As explained above, the present invention includes a parity circuit PCG that performs a parity check on write data and creates a parity bit to be added to read data, and a parity circuit PCG that performs a parity check on write data and creates a parity bit to be added to read data, and a The parity circuit PCG has an error detection and correction circuit ECC12, each of which is composed of a plurality of parity check generation circuits, so that a part of the circuit is shared and the parity bits DPUO and DPLO are generated from the read data by the parity circuit PCG. , When error correction is performed by the error detection circuit FCC, the parity bit is also corrected, and the parity bit creation and error detection and correction are performed in parallel, and one bit error is corrected]7/ This can be corrected correctly by inverting the parity bits and adding the corrected correct read data. In addition, since the parity check of the write data and the creation of the WCB (check pin) are performed in parallel, it is possible to save money by sharing parts and to reduce the delay time of the circuit. Therefore, item 1 has the advantage of reducing the time required to access the device.

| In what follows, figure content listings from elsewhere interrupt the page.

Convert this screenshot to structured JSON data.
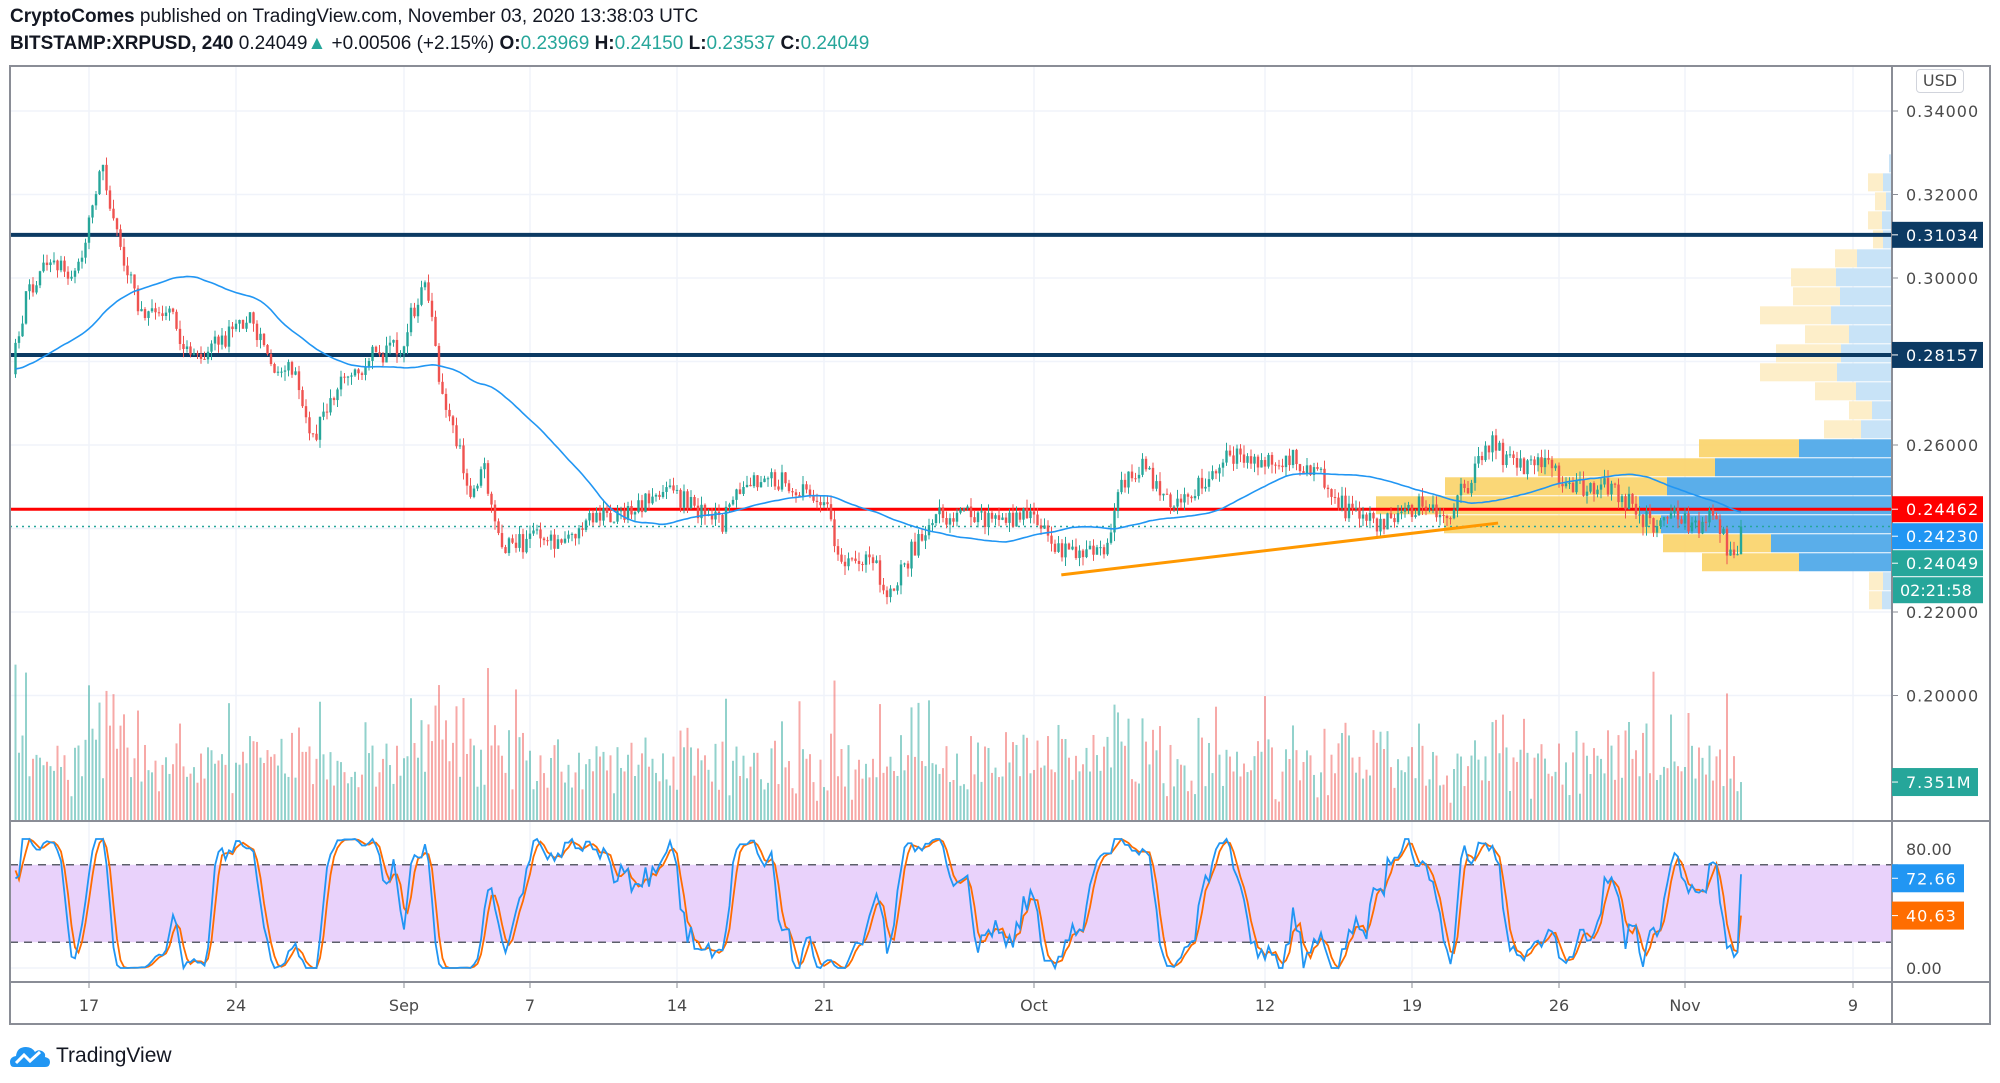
{
  "header": {
    "author": "CryptoComes",
    "published": "published on TradingView.com, November 03, 2020 13:38:03 UTC",
    "symbol": "BITSTAMP:XRPUSD, 240",
    "last": "0.24049",
    "change": "+0.00506 (+2.15%)",
    "o_label": "O:",
    "o": "0.23969",
    "h_label": "H:",
    "h": "0.24150",
    "l_label": "L:",
    "l": "0.23537",
    "c_label": "C:",
    "c": "0.24049"
  },
  "currency_button": "USD",
  "footer": {
    "brand": "TradingView"
  },
  "colors": {
    "up": "#26a69a",
    "down": "#ef5350",
    "ma": "#2196f3",
    "k": "#2196f3",
    "d": "#ff6d00",
    "navy": "#0c3a63",
    "red": "#ff0000",
    "trend": "#ff9800",
    "vp_up": "#5aaeea",
    "vp_down": "#fad46b"
  },
  "chart_data": {
    "type": "candlestick",
    "interval": "240",
    "time_origin": "2020-08-13",
    "price_ticks": [
      "0.34000",
      "0.32000",
      "0.30000",
      "0.26000",
      "0.22000",
      "0.20000"
    ],
    "price_tick_values": [
      0.34,
      0.32,
      0.3,
      0.26,
      0.22,
      0.2
    ],
    "time_ticks": [
      {
        "label": "17",
        "day": 4
      },
      {
        "label": "24",
        "day": 11
      },
      {
        "label": "Sep",
        "day": 19
      },
      {
        "label": "7",
        "day": 25
      },
      {
        "label": "14",
        "day": 32
      },
      {
        "label": "21",
        "day": 39
      },
      {
        "label": "Oct",
        "day": 49
      },
      {
        "label": "12",
        "day": 60
      },
      {
        "label": "19",
        "day": 67
      },
      {
        "label": "26",
        "day": 74
      },
      {
        "label": "Nov",
        "day": 80
      },
      {
        "label": "9",
        "day": 88
      }
    ],
    "price_path": [
      [
        0.35,
        0.278
      ],
      [
        1.0,
        0.296
      ],
      [
        1.9,
        0.304
      ],
      [
        3.4,
        0.301
      ],
      [
        4.6,
        0.327
      ],
      [
        5.2,
        0.313
      ],
      [
        5.8,
        0.301
      ],
      [
        6.7,
        0.29
      ],
      [
        7.7,
        0.293
      ],
      [
        8.9,
        0.28
      ],
      [
        10.1,
        0.284
      ],
      [
        11.6,
        0.29
      ],
      [
        12.8,
        0.278
      ],
      [
        13.7,
        0.278
      ],
      [
        14.6,
        0.261
      ],
      [
        15.6,
        0.272
      ],
      [
        17.4,
        0.281
      ],
      [
        18.9,
        0.284
      ],
      [
        19.5,
        0.293
      ],
      [
        20.0,
        0.301
      ],
      [
        20.7,
        0.275
      ],
      [
        21.6,
        0.26
      ],
      [
        22.2,
        0.247
      ],
      [
        22.8,
        0.254
      ],
      [
        23.8,
        0.235
      ],
      [
        25.3,
        0.238
      ],
      [
        26.5,
        0.235
      ],
      [
        28.3,
        0.244
      ],
      [
        30.1,
        0.244
      ],
      [
        31.1,
        0.25
      ],
      [
        32.6,
        0.246
      ],
      [
        34.1,
        0.241
      ],
      [
        35.3,
        0.251
      ],
      [
        36.2,
        0.251
      ],
      [
        37.4,
        0.251
      ],
      [
        39.0,
        0.246
      ],
      [
        39.9,
        0.232
      ],
      [
        41.4,
        0.232
      ],
      [
        42.1,
        0.223
      ],
      [
        43.2,
        0.235
      ],
      [
        44.4,
        0.243
      ],
      [
        46.0,
        0.244
      ],
      [
        47.5,
        0.241
      ],
      [
        49.0,
        0.243
      ],
      [
        50.2,
        0.235
      ],
      [
        51.4,
        0.234
      ],
      [
        52.5,
        0.235
      ],
      [
        52.9,
        0.249
      ],
      [
        54.2,
        0.255
      ],
      [
        55.4,
        0.246
      ],
      [
        56.6,
        0.249
      ],
      [
        58.1,
        0.257
      ],
      [
        59.6,
        0.257
      ],
      [
        61.1,
        0.257
      ],
      [
        62.4,
        0.254
      ],
      [
        63.3,
        0.247
      ],
      [
        64.8,
        0.241
      ],
      [
        66.3,
        0.243
      ],
      [
        67.5,
        0.246
      ],
      [
        68.7,
        0.244
      ],
      [
        69.7,
        0.251
      ],
      [
        70.6,
        0.261
      ],
      [
        71.8,
        0.255
      ],
      [
        73.3,
        0.255
      ],
      [
        74.8,
        0.25
      ],
      [
        76.0,
        0.251
      ],
      [
        77.3,
        0.246
      ],
      [
        78.5,
        0.24
      ],
      [
        79.4,
        0.243
      ],
      [
        80.6,
        0.241
      ],
      [
        81.5,
        0.243
      ],
      [
        82.3,
        0.231
      ],
      [
        82.7,
        0.2405
      ]
    ],
    "ma_period": 50,
    "horizontal_lines": [
      {
        "price": 0.31034,
        "label": "0.31034",
        "color": "navy"
      },
      {
        "price": 0.28157,
        "label": "0.28157",
        "color": "navy"
      },
      {
        "price": 0.24462,
        "label": "0.24462",
        "color": "red"
      }
    ],
    "trendline": {
      "from": [
        50.3,
        0.2289
      ],
      "to": [
        71.1,
        0.2413
      ]
    },
    "last_price": {
      "price": 0.24049,
      "label": "0.24049",
      "countdown": "02:21:58"
    },
    "ma_value": {
      "price": 0.2423,
      "label": "0.24230"
    },
    "volume": {
      "last": 7.351,
      "label": "7.351M"
    },
    "volume_profile_full": {
      "row_top_price": 0.3295,
      "row_step": 0.00455,
      "rows": [
        [
          0,
          3
        ],
        [
          15,
          9
        ],
        [
          11,
          6
        ],
        [
          14,
          10
        ],
        [
          10,
          9
        ],
        [
          22,
          35
        ],
        [
          45,
          56
        ],
        [
          47,
          52
        ],
        [
          71,
          61
        ],
        [
          44,
          43
        ],
        [
          65,
          51
        ],
        [
          77,
          55
        ],
        [
          41,
          36
        ],
        [
          23,
          20
        ],
        [
          37,
          31
        ],
        null,
        null,
        null,
        null,
        null,
        null,
        null,
        [
          14,
          9
        ],
        [
          13,
          10
        ]
      ]
    },
    "volume_profile_session": {
      "start_day": 68.5,
      "first_row": 15,
      "rows": [
        [
          100,
          93
        ],
        [
          177,
          177
        ],
        [
          222,
          225
        ],
        [
          263,
          253
        ],
        [
          217,
          231
        ],
        [
          108,
          121
        ],
        [
          97,
          93
        ]
      ]
    },
    "stoch_rsi": {
      "upper": 80,
      "lower": 20,
      "k": 72.66,
      "d": 40.63,
      "k_label": "72.66",
      "d_label": "40.63",
      "ticks": [
        "80.00",
        "0.00"
      ]
    }
  }
}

[Brief explanation of drawings]

FIG. 1 is a block diagram of a configuration for checking errors in write data and read data of a storage device, and FIG. PCG is a Harrity circuit, ECC is an error detection and correction circuit, P
CGI to PCG7 are parity check generation circuits, WCB is the created check bit), RCB is the read check bit, SDM is the syndrome, and EEOR
1~EORIO is exclusive OR circuit, DPUI, DP
LI is the parity bit added to the write data, DPU
O. DPLO is a parity bit added to read data. Patent Applicant: Fujitsu Limited Representative Patent Attorney Hisashi Tamamushi Gobe (3 others) (8)

Claims (1)

[Claims] It has a parity circuit that performs a parity check on write data and creates a parity bit to be added to read data, and an error detection and correction circuit that creates check bits for write data and detects and corrects errors in read data. A part of a plurality of parity check generation circuits, each of which is configured by the parity circuit and the error detection and correction circuit, is shared by the parity circuit and the error detection and correction circuit, and a parity bit is generated by the parity circuit from the read data. An error detection control system characterized in that when the error detection and correction circuit corrects an error, a parity bit by the parity circuit is also corrected.